In the game, she has fallen in love with her father's underboss, Frankie, and elopes with him. Mario is sent by Don Pianta to find the two and bring them back to him to obtain the Blimp Ticket to Glitzville. Mario finds Francesca and Frankie at Rogueport's harbor waiting to board a ship. After Mario tells the two that Don Pianta is looking for them, Francesca gets surprised and asks Frankie that they run away. Regardless of how Mario answers Francesca and Don Pianta, the two return to the Don for each to take full blame of the situation. The Don eventually relents and allows them to get married.

Later, Francesca and Frankie travel to Keelhaul Key where they become shipwrecked in the Pirate's Grotto. Mario finds them among many Toads. After being rescued, Francesca questions why Mario is there and worries if the Don wants them back. After Mario and his partners defeats Lord Crump and the X-Nauts, they decide to stay on the island. When Mario returns to Don Pianta to get the Train Ticket to Poshley Heights, he misses Francesca so much that he has gotten sick with grief. Mario returns to Keelhaul Key and find Francesca and Frankie in the jungle. However, Frankie is busy searching for Francesca's Wedding Ring which she lost on the island. After telling the two about his sickness, Francesca refuses to leave until her ring is found or it might get eaten. Frankie suggests that they check on him first, but Francesca still refuses and questions his love towards her. After Mario finds the ring and returns it, they return to Rogueport. Don Pianta, upon seeing his daughter, instantly recovers. Don tells the mob he is retiring and tells Frankie that he is the boss of the Pianta syndicate. Francesca is excited to get to work and tells Frankie that she will keep him in line. She also demands Frankie to stop calling her by pet names and use actual name or "Miss Boss".

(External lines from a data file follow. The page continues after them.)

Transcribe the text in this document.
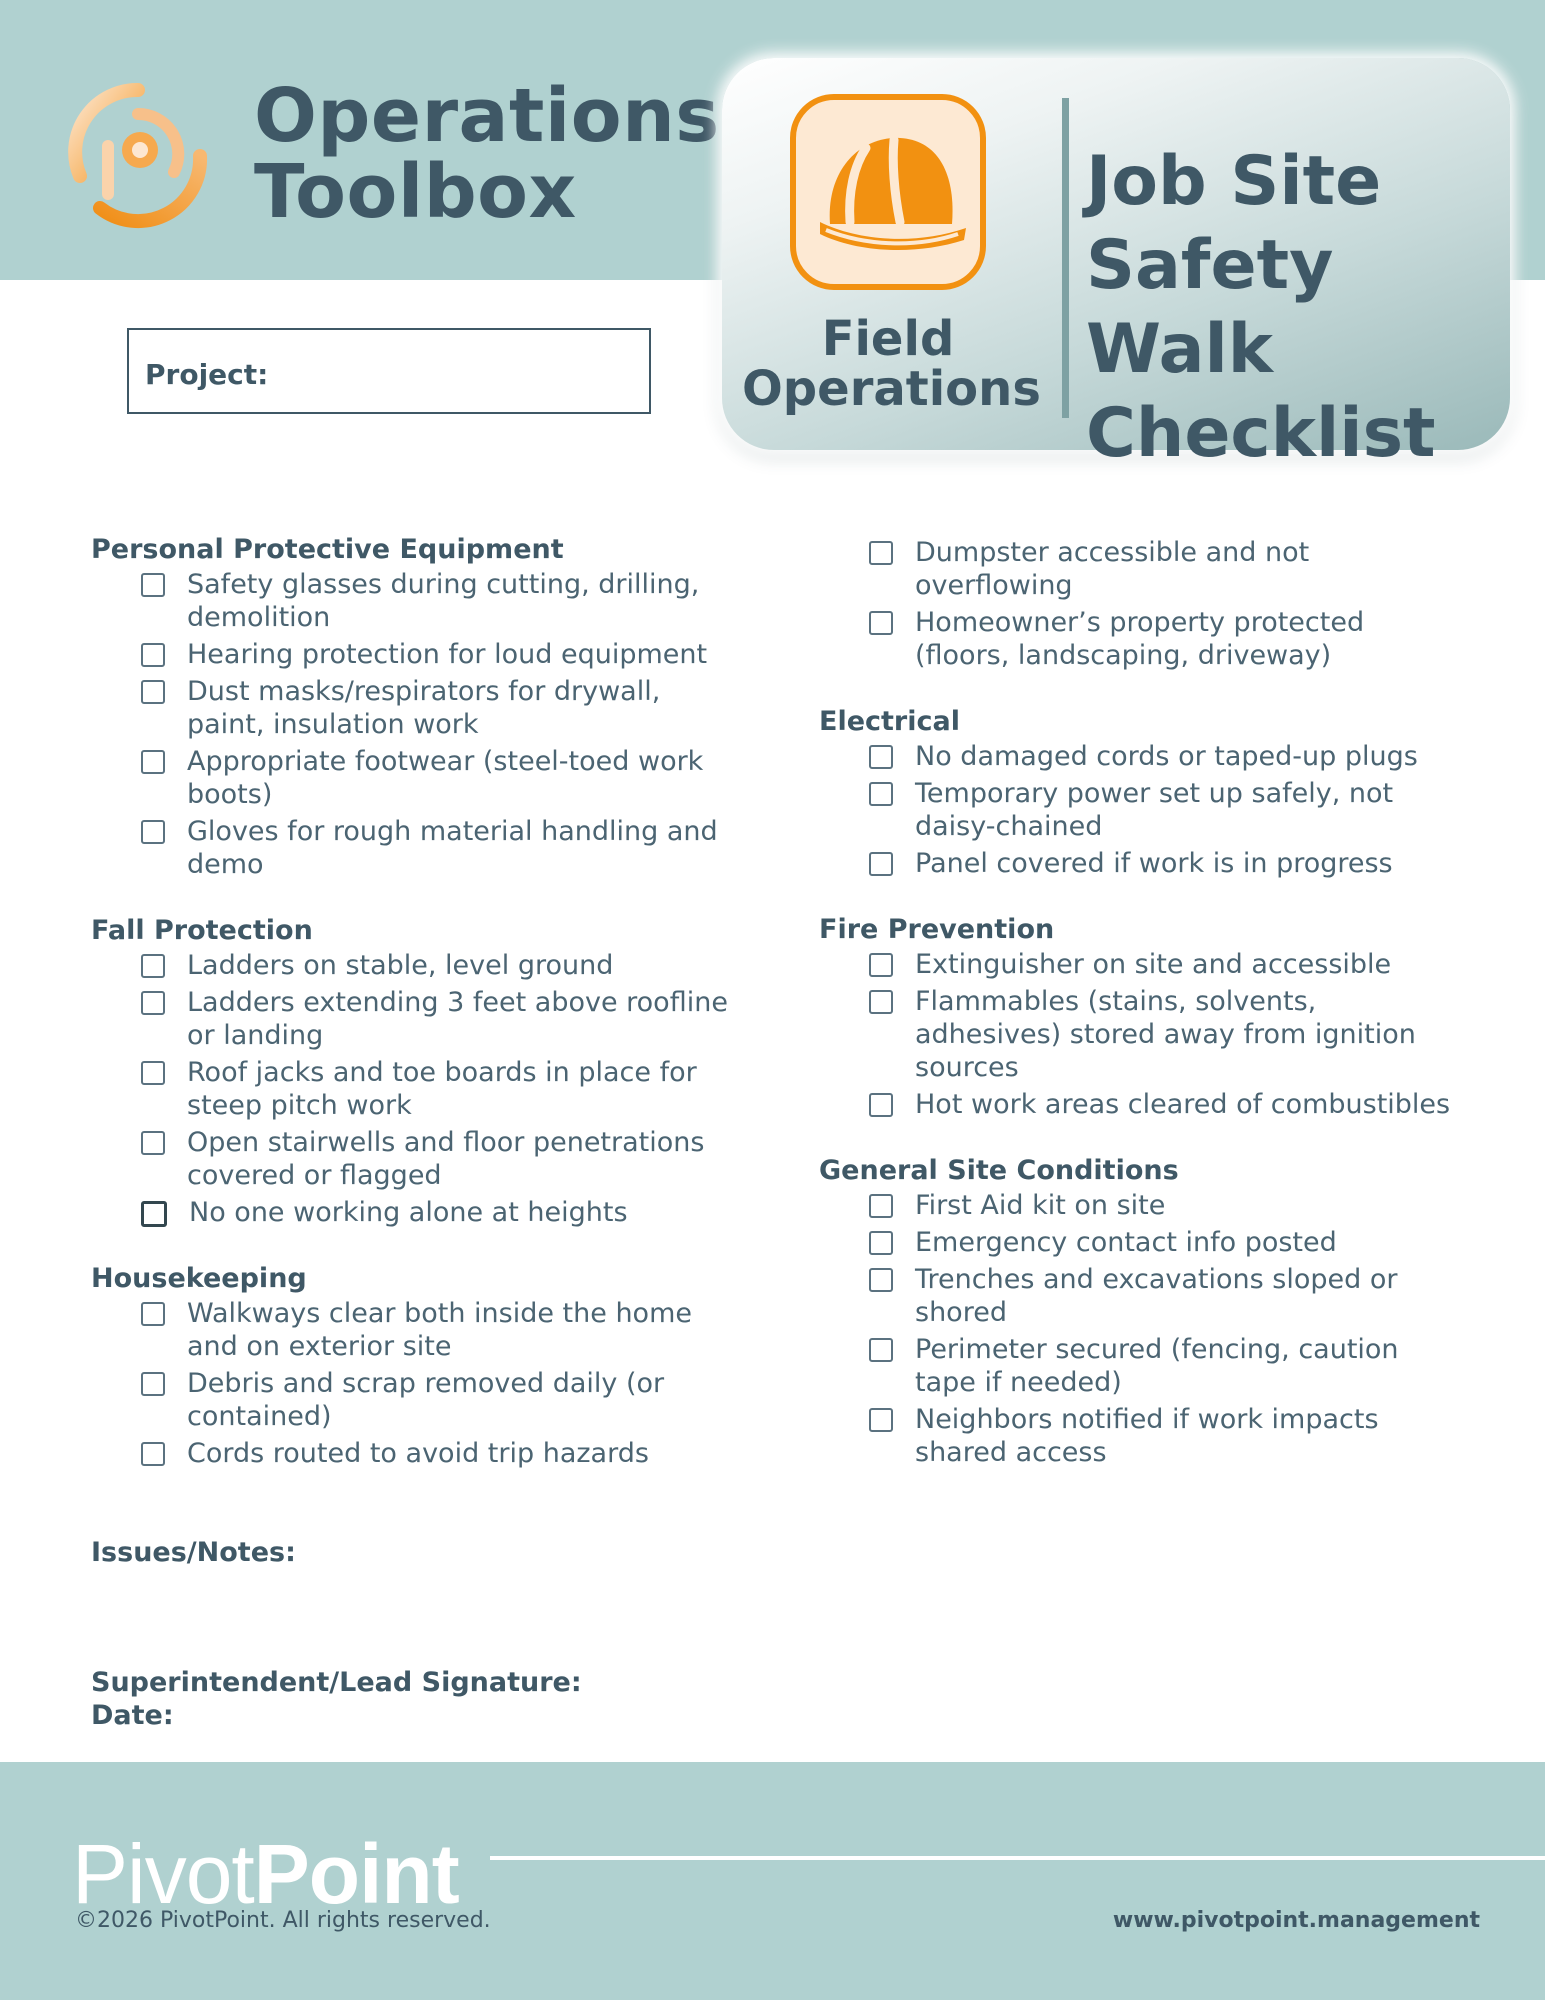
Operations
Toolbox
Field
Operations
Job Site
Safety Walk
Checklist
Project:
Personal Protective Equipment
Safety glasses during cutting, drilling, demolition
Hearing protection for loud equipment
Dust masks/respirators for drywall, paint, insulation work
Appropriate footwear (steel-toed work boots)
Gloves for rough material handling and demo
Fall Protection
Ladders on stable, level ground
Ladders extending 3 feet above roofline or landing
Roof jacks and toe boards in place for steep pitch work
Open stairwells and floor penetrations covered or flagged
No one working alone at heights
Housekeeping
Walkways clear both inside the home and on exterior site
Debris and scrap removed daily (or contained)
Cords routed to avoid trip hazards
Dumpster accessible and not overflowing
Homeowner’s property protected (floors, landscaping, driveway)
Electrical
No damaged cords or taped-up plugs
Temporary power set up safely, not daisy-chained
Panel covered if work is in progress
Fire Prevention
Extinguisher on site and accessible
Flammables (stains, solvents, adhesives) stored away from ignition sources
Hot work areas cleared of combustibles
General Site Conditions
First Aid kit on site
Emergency contact info posted
Trenches and excavations sloped or shored
Perimeter secured (fencing, caution tape if needed)
Neighbors notified if work impacts shared access
Issues/Notes:
Superintendent/Lead Signature:
Date:
PivotPoint
©2026 PivotPoint. All rights reserved.	www.pivotpoint.management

Despite Frankie's position as underboss and boss of the syndicate, Francesca controls the relationship as shown in Goombella's tattles of the two. On Keelhaul Key, she punishes Frankie by making him say "I love you." 100 times and during Frankie's trouble, Frankie worries that Francesca will make him say "I love you." a billion times.

Tattle information[edit]

  • That's Francesca the Pianta. She's "well connected," get me? Her dad's a big boss. She doesn't crave money or power or anything like that, though. She lives for love. Doesn't that, like, totally melt your heart? People could learn from this girl!
  • That's Don Pianta's daughter, Francesca. She's head-over-heels for Frankie. Seems like she's got Frankie on a pretty short leash, but... Hey, they're happy, right?
  • (Pirate's Grotto) That's Francesca the Pianta. She shipwrecked here even before we did. She doesn't seem too worried. I guess she doesn't care as long as she has Frankie.
  • (Keelhaul Key) That's Francesca the Pianta. She and Frankie liked it here and decided to stay. ...But we've got to get them back as quickly as we can!

Names in other languages[edit]

Language Name Meaning
Japanese モニー
Monī
Monī, possibly from "money".
Spanish Palmira Pun on "palm" (in Spanish this word is a variation of "palmera").
French Monica From the Japanese name, Monica is also an Italian female name.
German Palmina Pun on "palm", many German names end with "-ina"
Italian Romoletta Female version of Romeo: it's a pun on Shakespeare's "Romeo and Juliet" that Francesca and Frankie's Italian names referes to.

Trivia[edit]

  • The name Francesca can be considered the female counterpart of Frankie, underlining their link.
  • The Italian Francesca's name, Romoletta, paired with Frankie's one, Giuliano, makes a reference to Romeo and Juliet, whose love is impossible due to their families.